The request comes after it was discovered that Kreiger forged the signature of OBAN Energies President Satpal Dhunna. The prime minister has not yet addressed the controversy, which surfaced late last week.
Freedom March talk show host Rodney Moncur first publicly blew the whistle on the forged signature during his Friday broadcast.
Shortly following Moncur’s revelations, the opposition leader further pushed the story into the media spotlight.
Davis told Eyewitness News, that the country is entitled to implicitly rely on the word of a prime minister.
“The prime minister has an ethical responsibility to tell the truth. He has a legal responsibility not to mislead the house,” Davis said.
“In any other developed system of parliamentary democracy, this would be grounds to move a vote of no confidence.”
The original document was signed on February 19, at the Office of the Prime Minister. However, according to Press Secretary Anthony Newbold, that document was a ‘ceremonial’ agreement.

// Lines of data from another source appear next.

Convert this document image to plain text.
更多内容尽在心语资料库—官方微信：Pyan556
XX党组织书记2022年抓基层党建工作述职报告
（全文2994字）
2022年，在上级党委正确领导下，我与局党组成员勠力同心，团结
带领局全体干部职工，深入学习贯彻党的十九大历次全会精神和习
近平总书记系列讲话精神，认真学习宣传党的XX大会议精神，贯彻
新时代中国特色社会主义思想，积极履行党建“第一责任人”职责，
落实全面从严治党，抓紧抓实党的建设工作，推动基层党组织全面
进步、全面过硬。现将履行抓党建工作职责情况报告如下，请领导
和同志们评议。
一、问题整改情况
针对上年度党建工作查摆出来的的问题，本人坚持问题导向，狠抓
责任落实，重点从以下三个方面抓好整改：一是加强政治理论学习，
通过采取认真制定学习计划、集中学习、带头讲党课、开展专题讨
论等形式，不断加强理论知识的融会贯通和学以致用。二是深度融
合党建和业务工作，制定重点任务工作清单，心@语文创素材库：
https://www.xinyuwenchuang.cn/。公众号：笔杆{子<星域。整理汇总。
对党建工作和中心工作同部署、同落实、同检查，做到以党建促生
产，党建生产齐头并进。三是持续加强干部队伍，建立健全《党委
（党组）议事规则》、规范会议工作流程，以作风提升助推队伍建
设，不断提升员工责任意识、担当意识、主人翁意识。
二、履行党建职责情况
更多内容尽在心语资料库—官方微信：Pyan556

According to Davis, he and his parliamentary colleagues are concerned that the company is being used to push a political agenda.
As such, Davis said, his Progressive Liberal Party (PLP) sent a letter to accounting firm Ernst and Young, questioning its recent audits on opposition members, since the Minnis administration took office.
“If per chance the Free National Movement (FNM) government is engaged in a high-profile witch hunt in this instance, it is necessary that Ernst and Young is not seen or perceived to be facilitating such an exercise in any form or fashion,” he said.
Davis has called on the government to table the ‘ceremonial agreement’ tomorrow in the House of Assembly. He said, if the government chooses not to, it will be seen as taking matters into its own hands.
Davis said his party may call for a select house committee to further investigate the matter. If the government does not agree to that committee, he said, the other option would most likely be to call for a review by the public accounts committee.
“We are thinking of all the options,” he said.